Long read this is ESPN's cover story
How former ref Tim Donaghy conspired to fix NBA games
In 2007, NBA ref Tim Donaghy pleaded guilty to betting on games he officiated. But it was never proved that he fixed them -- until now. Our two-year investigation reveals how he did it, whom he did it with and the millions that flowed from the conspiracy.
ACT 1: A CONVENIENT HALF-TRUTH
James "Jimmy" "Bah-Bah" "The Sheep" Battista was a stressed-out, overweight, Oxy-addicted 41-year-old, in the hole to some underground gamblers for sums he'd sort of lost track of, when he settled in to watch an NBA game for which he believed he'd just put in the fix. It was January 2007. A month or so back, not long before Christmas, he'd done something audacious: He'd sat down and cut a deal with an NBA referee. Now he feared the scheme had become too obvious.
"You wanna get paid?" Battista had said to the ref. "Then you gotta cover the f---ing spread." The bribe was only two dimes, $2,000 per game -- an outrageous bargain. If the pick won, the ref got his two dimes. If the pick missed, the ref owed nothing; Battista would eat the loss. A "free roll," as they call it. But this referee didn't lose much. His picks were winning at an 88 percent clip, totally unheard of in sports betting for any sustained period of time. They were now entering the sixth week of the scheme -- what you might call a sustained period of time.
Cast of characters
(in order of appearance)
James "Bah-Bah" "Sheep" Battista
Underground bet broker, or mover, who was at the center of the Tim Donaghy betting scheme.
Tim Donaghy
Veteran NBA referee who wagered on his own games but was never charged with manipulating them.
Tommy Martino
High school friend of Donaghy and Battista who served as the go-between in the betting scheme during the 2006-2007 NBA season.
Jack Concannon
Suburban Philadelphia insurance salesman and friend of Donaghy who, in spring 2003, partnered with Donaghy to bet on NBA games that the referee was working.
Pete "Rhino" Ruggieri
Gambler, bookmaker and sometime partner of Battista and the Animals betting office who took over the Donaghy scheme after Battista went to rehab but quickly ended the operation.
Kim Donaghy
Wife of Tim Donaghy at the time of the scandal. Filed for divorce immediately after the investigation became public.
Phil Scala
FBI special agent and head of the investigative unit focused on the Gambino crime family at the time of the investigation. Supervisor of the FBI probe.
David Stern
NBA commissioner at the time of the scandal.
Battista had known the ref, Timmy Donaghy, for 25 years.

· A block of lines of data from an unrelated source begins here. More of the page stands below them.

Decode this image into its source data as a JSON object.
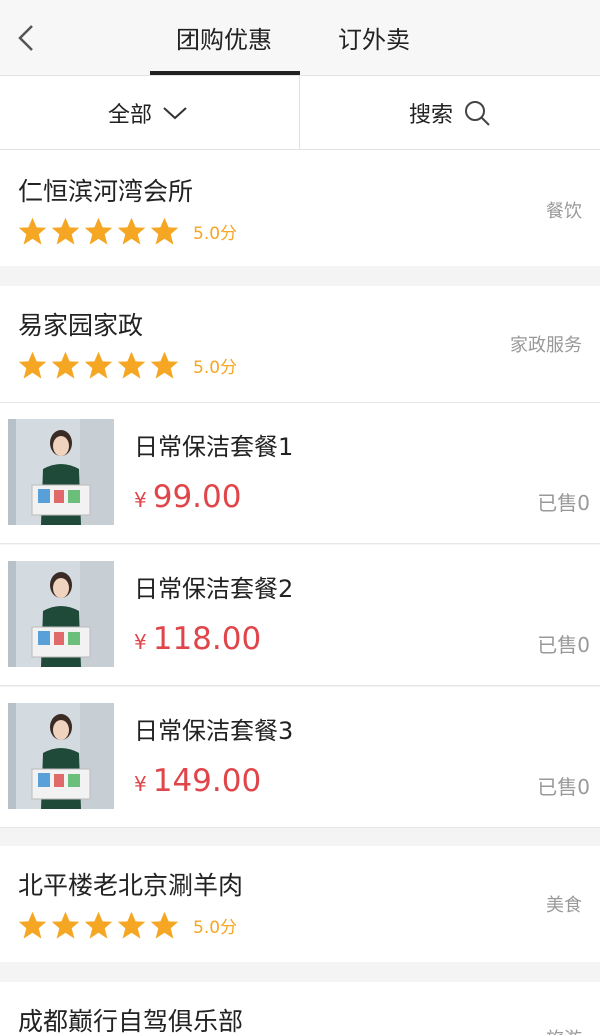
{
  "tabs": [
    "团购优惠",
    "订外卖"
  ],
  "filter": {
    "all_label": "全部",
    "search_label": "搜索"
  },
  "colors": {
    "star": "#f5a623",
    "price": "#e0454a"
  },
  "shops": [
    {
      "name": "仁恒滨河湾会所",
      "category": "餐饮",
      "score": "5.0分",
      "stars": 5
    },
    {
      "name": "易家园家政",
      "category": "家政服务",
      "score": "5.0分",
      "stars": 5
    },
    {
      "name": "北平楼老北京涮羊肉",
      "category": "美食",
      "score": "5.0分",
      "stars": 5
    },
    {
      "name": "成都巅行自驾俱乐部",
      "category": "旅游"
    }
  ],
  "deals": [
    {
      "name": "日常保洁套餐1",
      "currency": "¥",
      "price": "99.00",
      "sold": "已售0"
    },
    {
      "name": "日常保洁套餐2",
      "currency": "¥",
      "price": "118.00",
      "sold": "已售0"
    },
    {
      "name": "日常保洁套餐3",
      "currency": "¥",
      "price": "149.00",
      "sold": "已售0"
    }
  ]
}
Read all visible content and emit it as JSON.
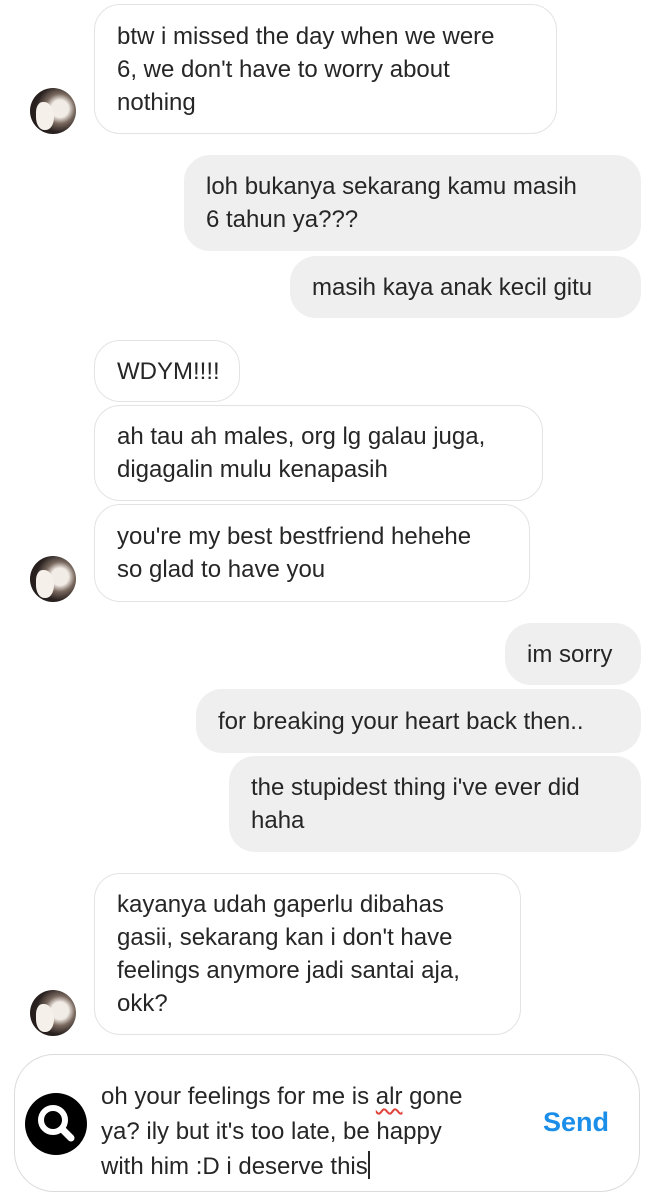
{
  "messages": [
    {
      "side": "in",
      "text": "btw i missed the day when we were\n6, we don't have to worry about\nnothing"
    },
    {
      "side": "out",
      "text": "loh bukanya sekarang kamu masih\n6 tahun ya???"
    },
    {
      "side": "out",
      "text": "masih kaya anak kecil gitu"
    },
    {
      "side": "in",
      "text": "WDYM!!!!"
    },
    {
      "side": "in",
      "text": "ah tau ah males, org lg galau juga,\ndigagalin mulu kenapasih"
    },
    {
      "side": "in",
      "text": "you're my best bestfriend hehehe\nso glad to have you"
    },
    {
      "side": "out",
      "text": "im sorry"
    },
    {
      "side": "out",
      "text": "for breaking your heart back then.."
    },
    {
      "side": "out",
      "text": "the stupidest thing i've ever did\nhaha"
    },
    {
      "side": "in",
      "text": "kayanya udah gaperlu dibahas\ngasii, sekarang kan i don't have\nfeelings anymore jadi santai aja,\nokk?"
    }
  ],
  "composer": {
    "line1_pre": "oh your feelings for me is ",
    "line1_misspelled": "alr",
    "line1_post": " gone",
    "rest": "ya? ily but it's too late, be happy\nwith him :D i deserve this",
    "send_label": "Send",
    "search_icon": "search-icon"
  }
}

They'd gone to the same parochial high school in the working-class Catholic neighborhoods of Delaware County, just outside Philadelphia -- Delco, as it's sometimes called -- where the sports bars are abundant, where a certain easy familiarity with all forms of gambling prevails, where guys have bookies like they've got dentists.
Battista was a creature of that world. He was what's known as a mover. Strictly speaking, movers are neither gamblers nor bookmakers. They're a species of broker that provides services to sports bettors, laying down wagers on their clients' behalf with bookmakers of various types around the world, legal and not. Battista was positioned well enough in that world that, without Donaghy's knowledge but based on Donaghy's picks, he'd helped set up a kind of loose, disorderly hedge fund. Several people from the sports-betting underworld had, in effect, staked Battista a bankroll -- a fund he was now using to bet on games officiated by this one NBA referee. One member of the group called it "the ticket" and "the company."